Camille se débrouille en offrant ses services à l’Office des poursuites, à Sierre, puis aux bureaux de l’Alusuisse.
En 1923, il épouse Julie Eggs de Granges qui met au monde sept enfants. Le salaire d’un instituteur payé pour six mois d’école ne suffit pas, même s’il est complété par un revenu d’appoint. Aussi Camille Martin quitte-t-il l’enseignement pour se consacrer à plein temps à son emploi, à l’Alusuisse, jusqu’à sa retraite. Les fins de journée et les samedis, il représente la Banque cantonale du Valais, accueillant les clients dans son bureau, à domicile. 
En 1938, il perd son épouse, âgée de quarante-trois ans, alors que leur dernier enfant n’a que six mois. Deux ans plus tard, il unit sa destinée à Louisa Cheseaux. L’enfant de ce remariage, une fille, décède à la naissance.
Comment Camille Martin est-il venu à la musique ? Il s’en explique lui-même dans la revue précitée. « Dans les communes, l’instituteur est souvent appelé à de nombreuses occupations.
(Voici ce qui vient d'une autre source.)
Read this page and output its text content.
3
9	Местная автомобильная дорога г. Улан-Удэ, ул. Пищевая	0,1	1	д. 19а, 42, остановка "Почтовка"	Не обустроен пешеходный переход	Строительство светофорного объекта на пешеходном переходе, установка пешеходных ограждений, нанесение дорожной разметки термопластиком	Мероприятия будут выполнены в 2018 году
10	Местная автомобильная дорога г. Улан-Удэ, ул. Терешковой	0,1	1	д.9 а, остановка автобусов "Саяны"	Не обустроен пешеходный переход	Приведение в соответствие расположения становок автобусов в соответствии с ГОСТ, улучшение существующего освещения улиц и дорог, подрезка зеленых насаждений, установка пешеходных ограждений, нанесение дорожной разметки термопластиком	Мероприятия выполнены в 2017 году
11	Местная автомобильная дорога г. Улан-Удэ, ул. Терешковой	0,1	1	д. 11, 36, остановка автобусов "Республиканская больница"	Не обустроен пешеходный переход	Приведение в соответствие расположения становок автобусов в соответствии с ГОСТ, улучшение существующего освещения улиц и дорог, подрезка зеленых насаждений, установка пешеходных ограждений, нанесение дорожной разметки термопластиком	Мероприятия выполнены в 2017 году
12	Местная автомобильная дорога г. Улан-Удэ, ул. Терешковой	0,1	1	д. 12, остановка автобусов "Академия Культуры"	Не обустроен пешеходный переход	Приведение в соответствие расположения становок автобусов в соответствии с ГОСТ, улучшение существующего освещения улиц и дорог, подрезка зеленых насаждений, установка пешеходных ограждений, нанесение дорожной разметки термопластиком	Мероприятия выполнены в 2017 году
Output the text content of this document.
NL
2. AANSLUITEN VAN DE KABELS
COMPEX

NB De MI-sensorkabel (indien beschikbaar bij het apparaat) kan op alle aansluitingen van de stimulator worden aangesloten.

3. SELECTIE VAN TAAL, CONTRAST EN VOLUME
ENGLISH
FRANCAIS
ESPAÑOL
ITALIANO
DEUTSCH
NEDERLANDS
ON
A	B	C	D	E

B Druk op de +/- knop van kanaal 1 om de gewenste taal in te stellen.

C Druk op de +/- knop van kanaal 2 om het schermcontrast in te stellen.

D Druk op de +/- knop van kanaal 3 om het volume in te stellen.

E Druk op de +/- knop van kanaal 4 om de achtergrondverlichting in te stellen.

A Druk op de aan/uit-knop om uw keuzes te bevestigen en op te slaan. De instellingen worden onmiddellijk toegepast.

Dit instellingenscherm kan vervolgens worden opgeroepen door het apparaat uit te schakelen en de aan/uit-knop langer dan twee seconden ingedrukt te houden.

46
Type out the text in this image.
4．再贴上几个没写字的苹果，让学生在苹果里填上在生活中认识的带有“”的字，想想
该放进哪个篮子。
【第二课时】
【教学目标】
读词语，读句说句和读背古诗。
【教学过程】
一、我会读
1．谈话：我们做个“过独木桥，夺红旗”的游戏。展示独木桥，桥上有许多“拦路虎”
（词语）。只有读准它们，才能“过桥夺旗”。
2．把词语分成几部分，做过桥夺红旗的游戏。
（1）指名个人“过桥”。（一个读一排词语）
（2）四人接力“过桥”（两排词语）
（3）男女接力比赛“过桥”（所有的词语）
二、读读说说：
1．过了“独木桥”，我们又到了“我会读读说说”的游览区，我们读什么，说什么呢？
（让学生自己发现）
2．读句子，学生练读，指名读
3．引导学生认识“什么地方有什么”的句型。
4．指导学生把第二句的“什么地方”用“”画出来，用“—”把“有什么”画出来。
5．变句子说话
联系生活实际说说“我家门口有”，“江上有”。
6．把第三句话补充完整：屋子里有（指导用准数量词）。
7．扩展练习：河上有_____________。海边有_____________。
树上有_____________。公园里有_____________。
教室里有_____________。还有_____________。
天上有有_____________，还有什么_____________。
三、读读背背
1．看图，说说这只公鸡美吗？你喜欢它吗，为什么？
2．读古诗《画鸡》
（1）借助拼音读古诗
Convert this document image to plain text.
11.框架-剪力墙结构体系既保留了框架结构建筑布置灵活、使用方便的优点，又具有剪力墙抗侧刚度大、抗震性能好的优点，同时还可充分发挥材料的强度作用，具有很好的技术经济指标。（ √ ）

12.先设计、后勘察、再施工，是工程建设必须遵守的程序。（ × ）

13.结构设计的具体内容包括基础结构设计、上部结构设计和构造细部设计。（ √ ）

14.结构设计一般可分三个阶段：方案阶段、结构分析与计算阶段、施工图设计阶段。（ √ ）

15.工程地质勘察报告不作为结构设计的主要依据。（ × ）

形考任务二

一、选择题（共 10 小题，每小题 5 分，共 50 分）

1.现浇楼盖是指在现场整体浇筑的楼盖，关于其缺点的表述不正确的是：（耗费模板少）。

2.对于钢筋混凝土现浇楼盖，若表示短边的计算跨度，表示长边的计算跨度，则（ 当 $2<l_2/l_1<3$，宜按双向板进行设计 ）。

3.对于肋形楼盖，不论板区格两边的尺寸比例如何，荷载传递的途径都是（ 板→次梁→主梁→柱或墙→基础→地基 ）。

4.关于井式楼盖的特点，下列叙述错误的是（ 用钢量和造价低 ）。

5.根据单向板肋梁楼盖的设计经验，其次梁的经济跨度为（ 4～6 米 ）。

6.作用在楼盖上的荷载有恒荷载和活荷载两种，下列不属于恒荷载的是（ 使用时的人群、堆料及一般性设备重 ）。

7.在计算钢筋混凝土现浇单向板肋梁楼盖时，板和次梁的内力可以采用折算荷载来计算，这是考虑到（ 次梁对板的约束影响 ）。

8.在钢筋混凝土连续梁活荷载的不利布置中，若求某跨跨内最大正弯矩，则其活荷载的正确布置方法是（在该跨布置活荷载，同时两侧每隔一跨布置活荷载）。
Un organiste se fait vieux, il faut le remplacer. Une chorale se forme, il faut un directeur. Avec les bases musicales de l’École normale, le départ était donné... Chercher soi-même, voilà le destin qui m’attendait. »
Contrairement à son frère Charly, plus jeune d’une vingtaine d’années, Camille Martin n’a pas suivi les cours d’un conservatoire. Il s’adonne à la musique avec les connaissances acquises durant ses études, aidé par les circonstances et poussé par le désir de rendre service. Les dimanches, il tient l’orgue à l’église de Chalais. Dès 1923, il dirige le chœur d’hommes l’Espérance et en assume la direction pendant une quarantaine d’années.
Tout comme son frère Charly qui fera une brillante carrière musicale de chef de chœur et de compositeur, Camille Martin a un sens inné de la musique.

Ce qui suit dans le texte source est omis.